Está absorto ante una vitrina del museo que contiene un primitivo aparato para reproducir audiolibros. Lo que llama su atención no es el extravagante artilugio, cuyo simple mecanismo conoce más que de sobra, ni él audiolibro “El origen de las especies” que reposa a su lado, cuyo banal contenido asimiló en la infancia.
En realidad no está pensando ni en el superado Darwin ni en la chatarra de la que se compone la vieja tecnología. Esa decadente visión simplemente le ha recordado que muy pronto necesitará un nuevo implante de ampliación de la memoria. Es esa reflexión la que le mantiene entretenido ante la familiar vitrina. Su ritmo de absorción de datos ha ido creciendo de forma exponencial en los últimos años, y esto le está obligando a recurrir cada vez más frecuentemente a nuevos implantes. No es que le preocupe su salud, pues jamás pondría en duda la pericia de los cirujanos. Simplemente espera que las autoridades no lo consideren un gasto superfluo.

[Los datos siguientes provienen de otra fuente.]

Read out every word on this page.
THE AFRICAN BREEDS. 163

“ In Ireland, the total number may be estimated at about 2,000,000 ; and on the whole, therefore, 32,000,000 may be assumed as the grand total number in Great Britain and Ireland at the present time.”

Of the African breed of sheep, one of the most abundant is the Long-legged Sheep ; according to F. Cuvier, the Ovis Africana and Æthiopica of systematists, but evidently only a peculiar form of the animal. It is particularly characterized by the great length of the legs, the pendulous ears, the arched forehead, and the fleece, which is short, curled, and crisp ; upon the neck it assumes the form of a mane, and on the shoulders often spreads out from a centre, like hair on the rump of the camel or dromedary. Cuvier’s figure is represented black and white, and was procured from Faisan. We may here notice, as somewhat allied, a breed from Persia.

Esa misma mañana tiene la ocasión de comprobar que sus temores son infundados. Efectivamente, el director del museo ha dado siempre muestras de considerarlo un joven prometedor, pero él es consciente de que su mente no resulta ser la única brillante. Por eso, cuando le ruega con una cierta solemnidad que le acompañe a su despacho, él nada sospecha. Supone que querrá hablar sobre el estado de alguna vieja pieza, comentarle lo que le ha parecido el último artículo que dejó sobre su mesa o algo así. Lo que no espera es que le comunique la decisión del Comité de nombrarle oficialmente su sucesor en la dirección del museo. No puede negar que ése parecía ser su destino natural, pero no pensaba poder alcanzarlo tan pronto.
–Por favor, toma asiento. Verás, el Comité ha seguido muy de cerca tus pasos. Yo mismo les enviaba puntualmente informes sobre tu persona. No les han pasado desapercibidos tus evidentes méritos y han decidido que ya estás preparado para sucederme en mi cargo.